Together, the eHealth Exchange, which traces its roots back more than a decade to ONC's old Nationwide Health Information Network, and Carequality, which was launched by Sequoia as an interoperability framework in late 2015, with EHR vendors such as Epic, eClinicalWorks and athenahealth signing on to its principles soon after, serve distinct but complementary roles in advancing information exchange in the U.S.
Sequoia Project's new approach aims to ensure that both projects have the governance and management resources they need.
The restructuring was "driven by the significant growth and progress of the eHealth Exchange and Carequality," said Mariann Yeager, CEO of The Sequoia Project (which also this week announced its expansion plans for the PULSE exchange platform for disaster response).
She said the plan was to maintain the operational efficiencies for each initiative, "while expanding Sequoia's focus on incubating new interoperability opportunities and overcoming impediments to health information exchange."
As part of the new organizational arrangement, eHealth Exchange will become both a member of Carequality and an implementer of its standards – helping expand its presence to other networks that participate in Carequality.
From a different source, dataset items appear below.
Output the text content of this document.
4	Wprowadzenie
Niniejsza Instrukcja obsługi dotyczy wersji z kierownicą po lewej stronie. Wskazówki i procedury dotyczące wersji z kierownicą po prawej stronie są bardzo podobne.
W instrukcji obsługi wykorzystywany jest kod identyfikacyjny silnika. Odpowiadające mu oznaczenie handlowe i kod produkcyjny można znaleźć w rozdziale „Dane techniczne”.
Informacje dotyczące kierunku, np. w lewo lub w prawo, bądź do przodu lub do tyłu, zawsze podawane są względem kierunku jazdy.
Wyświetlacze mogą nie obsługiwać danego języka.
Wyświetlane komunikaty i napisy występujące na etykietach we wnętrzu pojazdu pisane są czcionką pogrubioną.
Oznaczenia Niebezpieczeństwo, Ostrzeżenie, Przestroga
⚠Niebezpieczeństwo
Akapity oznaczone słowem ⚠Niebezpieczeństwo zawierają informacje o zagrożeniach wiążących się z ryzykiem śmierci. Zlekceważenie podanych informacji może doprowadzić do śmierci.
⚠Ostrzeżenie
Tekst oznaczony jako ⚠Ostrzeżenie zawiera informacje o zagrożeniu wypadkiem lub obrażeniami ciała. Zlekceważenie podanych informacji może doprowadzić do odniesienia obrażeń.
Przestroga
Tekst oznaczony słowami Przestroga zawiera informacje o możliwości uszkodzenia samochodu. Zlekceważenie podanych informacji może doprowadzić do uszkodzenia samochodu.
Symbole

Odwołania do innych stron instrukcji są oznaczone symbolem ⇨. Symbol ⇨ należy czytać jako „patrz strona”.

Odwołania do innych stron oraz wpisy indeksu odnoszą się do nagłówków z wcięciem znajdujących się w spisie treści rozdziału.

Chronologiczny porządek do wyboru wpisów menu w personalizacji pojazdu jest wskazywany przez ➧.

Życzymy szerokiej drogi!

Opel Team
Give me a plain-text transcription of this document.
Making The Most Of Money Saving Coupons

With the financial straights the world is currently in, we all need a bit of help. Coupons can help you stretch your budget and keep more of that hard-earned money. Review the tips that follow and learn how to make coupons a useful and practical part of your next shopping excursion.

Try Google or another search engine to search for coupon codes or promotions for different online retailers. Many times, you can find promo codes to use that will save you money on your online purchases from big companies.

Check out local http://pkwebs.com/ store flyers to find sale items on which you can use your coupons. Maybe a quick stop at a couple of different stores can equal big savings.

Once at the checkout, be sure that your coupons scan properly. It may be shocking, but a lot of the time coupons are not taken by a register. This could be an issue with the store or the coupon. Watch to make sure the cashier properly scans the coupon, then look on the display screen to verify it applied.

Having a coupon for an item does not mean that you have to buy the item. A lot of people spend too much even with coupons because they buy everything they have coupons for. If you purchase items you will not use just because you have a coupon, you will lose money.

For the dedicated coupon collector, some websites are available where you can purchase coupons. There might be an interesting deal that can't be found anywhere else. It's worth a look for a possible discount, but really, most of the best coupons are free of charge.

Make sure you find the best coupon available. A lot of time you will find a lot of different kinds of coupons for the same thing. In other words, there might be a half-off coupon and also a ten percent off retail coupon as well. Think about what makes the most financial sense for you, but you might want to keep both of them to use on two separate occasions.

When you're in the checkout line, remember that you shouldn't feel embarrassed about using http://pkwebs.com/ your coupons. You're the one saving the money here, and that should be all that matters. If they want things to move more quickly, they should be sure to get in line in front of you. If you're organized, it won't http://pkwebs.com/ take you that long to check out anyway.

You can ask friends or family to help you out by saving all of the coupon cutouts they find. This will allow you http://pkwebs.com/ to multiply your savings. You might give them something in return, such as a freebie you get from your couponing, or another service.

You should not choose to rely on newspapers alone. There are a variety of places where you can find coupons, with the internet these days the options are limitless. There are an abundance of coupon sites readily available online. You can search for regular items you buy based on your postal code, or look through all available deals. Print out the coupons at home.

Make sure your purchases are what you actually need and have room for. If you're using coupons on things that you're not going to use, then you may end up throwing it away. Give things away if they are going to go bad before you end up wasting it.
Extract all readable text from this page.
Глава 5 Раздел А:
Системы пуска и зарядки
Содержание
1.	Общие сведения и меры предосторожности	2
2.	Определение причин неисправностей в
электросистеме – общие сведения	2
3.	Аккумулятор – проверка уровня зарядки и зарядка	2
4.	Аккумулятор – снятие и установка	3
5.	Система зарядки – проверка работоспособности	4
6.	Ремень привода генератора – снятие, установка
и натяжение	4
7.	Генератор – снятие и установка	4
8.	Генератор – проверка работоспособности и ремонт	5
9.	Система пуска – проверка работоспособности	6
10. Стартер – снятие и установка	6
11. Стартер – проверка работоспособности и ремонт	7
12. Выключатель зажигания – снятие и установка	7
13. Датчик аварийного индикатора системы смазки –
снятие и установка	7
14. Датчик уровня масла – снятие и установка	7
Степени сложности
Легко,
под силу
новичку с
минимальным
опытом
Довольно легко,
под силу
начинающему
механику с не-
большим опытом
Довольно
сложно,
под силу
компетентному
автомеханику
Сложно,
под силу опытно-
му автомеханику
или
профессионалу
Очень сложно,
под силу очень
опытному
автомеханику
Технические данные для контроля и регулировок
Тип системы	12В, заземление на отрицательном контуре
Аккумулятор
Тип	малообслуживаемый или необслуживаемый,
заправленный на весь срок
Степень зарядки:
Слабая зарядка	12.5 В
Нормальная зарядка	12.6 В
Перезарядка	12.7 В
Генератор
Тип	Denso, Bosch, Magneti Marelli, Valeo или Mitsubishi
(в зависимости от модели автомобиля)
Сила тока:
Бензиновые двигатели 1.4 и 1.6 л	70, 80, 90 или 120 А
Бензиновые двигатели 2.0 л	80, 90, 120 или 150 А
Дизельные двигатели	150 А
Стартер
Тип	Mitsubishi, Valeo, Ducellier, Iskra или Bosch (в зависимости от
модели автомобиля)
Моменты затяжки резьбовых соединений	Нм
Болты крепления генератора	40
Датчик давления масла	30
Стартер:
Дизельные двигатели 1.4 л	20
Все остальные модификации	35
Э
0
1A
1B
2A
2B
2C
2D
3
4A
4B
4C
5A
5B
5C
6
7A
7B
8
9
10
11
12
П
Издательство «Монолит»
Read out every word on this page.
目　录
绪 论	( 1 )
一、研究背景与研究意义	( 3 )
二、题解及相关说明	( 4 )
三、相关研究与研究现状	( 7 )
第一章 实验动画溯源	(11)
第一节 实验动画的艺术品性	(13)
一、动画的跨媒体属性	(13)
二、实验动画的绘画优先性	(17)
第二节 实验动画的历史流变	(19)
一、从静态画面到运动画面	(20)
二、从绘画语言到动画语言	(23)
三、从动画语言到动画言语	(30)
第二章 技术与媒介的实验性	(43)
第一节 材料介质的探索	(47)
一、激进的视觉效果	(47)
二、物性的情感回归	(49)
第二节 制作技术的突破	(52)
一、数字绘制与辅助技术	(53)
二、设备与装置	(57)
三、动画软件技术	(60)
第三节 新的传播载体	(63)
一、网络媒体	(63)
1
"For the last nine years, the eHealth Exchange has been the principal way the public and private sector share health information," said Jay Nakashima, eHealth Exchange's new vice president, in a statement. "I'm honored to take the helm at this critical stage of the network's evolution as we develop new services and features, beginning with operating as a separate legal entity and becoming a Carequality implementer."
The eHealth Exchange network – used by more than 15 EHR vendors, nearly five dozen HIEs and in place at 75 percent of U.S. hospitals – enables the secure sharing of records for more than 120 million patients. The Centers for Medicaid and Medicare Services, Department of Defense, Department of Veteran Affairs and Social Security Administration also use it to exchange data with private sector organizations.
Carequality's framework enables some 600,000 physicians nationwide to exchange health data. Sequoia Project officials say that when eHealth Exchange completes the Carequality application process, each eHealth Exchange participant will be able to use Carequality connectivity to share information with similarly-connected health systems.
"Carequality's success as the leading national-level trusted exchange framework is predicated on our commitment to fairness and transparency," said Dave Cassel, vice president of Carequality, in a statement. "By reorganizing the eHealth Exchange and Carequality into separate legal entities, we further ensure unbiased, equitable treatment for the eHealth Exchange alongside every other implementer subject to Carequality oversight."